Des menaces ont été proférées par la Maison Blanche contre cette initiative, tandis que le ministère iranien des affaires étrangères a averti les États-Unis que toute attaque contre ses pétroliers et ses navires-citernes est « illégale, dangereuse et provocatrice » et qu’il se réserve le droit de prendre les mesures appropriées pour répondre à toute agression.

Entre-temps, le président Nicolas Maduro a ordonné le déploiement des exercices militaires Bouclier Bolivarien Caraïbe 1 sur l’île d’Orchila et le ministre de la défense, Vladimir Padrino Lopez, a déclaré que les forces armées nationales bolivariennes (FANB) protégeraient les navires, dès qu’ils toucheraient les eaux vénézuéliennes.

L’analyse et les perspectives sont déployées à la vitesse que permettent les réseaux des nouvelles technologies. Cependant, dans le contexte actuel, les faiblesses des États-Unis comme conséquence du coronavirus sont mises à nus et révèlent la difficulté qu’implique une agression contre l’Iran, qui pourrait signifier un nouveau déséquilibre sur le marché mondial de l’énergie déjà malmené. Il semble
que deux évènements vont se produire : les navires arriveront à bon port et les États-Unis feront un pas de plus dans leur déclin en tant que puissance hégémonique.

Paroles prophétiques

Il y a un peu plus d’un an, l’internationaliste Martin Pulgar, faisait une réflexion qui, dans la situation actuelle, prend tout son sens.

« Nous devons nous rappeler que les États-Unis sont devenus un empire grâce au contrôle des Caraïbes. Ils se considèrent comme un empire à travers ce qu’ils appellent la  Méditerranée américaine. Si vous ne contrôlez pas votre proche étranger et que vous le dominez pas, vous n’êtes pas une puissance, vous perdez du poids dans la géopolitique mondiale », a-t-il déclaré.

Pulgar était clair sur le fait qu’une situation aussi extraordinaire que celle de l’Iran et du Venezuela générant un défi similaire ne pouvait signifier qu’une seule chose : « La fin de l’empire, tel qu’ils l’envisagent ».

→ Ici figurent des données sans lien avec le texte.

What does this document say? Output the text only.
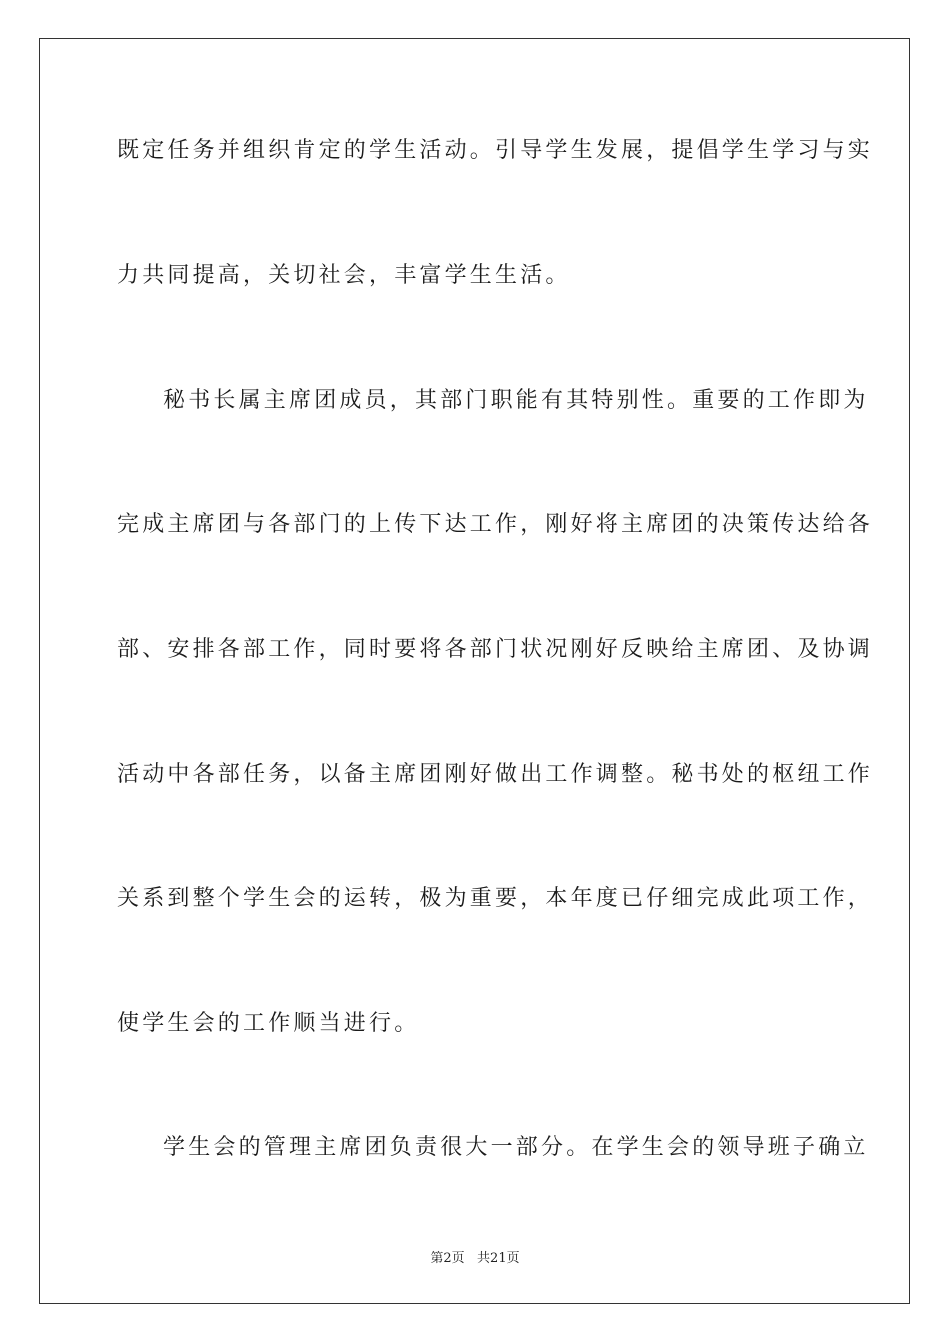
既定任务并组织肯定的学生活动。引导学生发展，提倡学生学习与实
力共同提高，关切社会，丰富学生生活。
秘书长属主席团成员，其部门职能有其特别性。重要的工作即为
完成主席团与各部门的上传下达工作，刚好将主席团的决策传达给各
部、安排各部工作，同时要将各部门状况刚好反映给主席团、及协调
活动中各部任务，以备主席团刚好做出工作调整。秘书处的枢纽工作
关系到整个学生会的运转，极为重要，本年度已仔细完成此项工作，
使学生会的工作顺当进行。
学生会的管理主席团负责很大一部分。在学生会的领导班子确立
第2页   共21页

Le germe de l’encerclement du Venezuela dans les Caraïbes a été exposé lors d’une réunion secrète du think tank groupe de réflexion américain Centre d’Etudes Stratégiques et Internationales (CSIS), qui s’est tenue le 10 avril 2019.

L’un des invités à cette réunion était Fernando Cutz, que le journaliste Max Blumenthal a qualifié d’ »architecte du coup d’État au Venezuela ».

Cutz, qui  a siégé au Conseil de Sécurité nationale du groupe Cohen, a conseillé de près l’ambassadeur américain William Brownfield sur une stratégie visant à « diviser le cercle restreint de Nicolas Maduro », rapportait alors Blumenthal.

Cutz a toujours été clair sur la stratégie. Dans une déclaration publiée par le journal La Vanguardia, il a déclaré que dans le cas du Venezuela, « une invasion n’est pas possible, mais une action de faible intensité, comme un blocus naval, servirait peut-être à sortir de cette situation d’impasse ».

Pour Carlos Machado, politologue et responsable de groupe de l’Observatoire International de la Jeunesse et des Étudiants du Venezuela, l’idée du blocus n’est pas seulement un exercice de pression sur le Venezuela, c’est précisément une façon de rendre explicite la puissance des États-Unis dans l’hémisphère.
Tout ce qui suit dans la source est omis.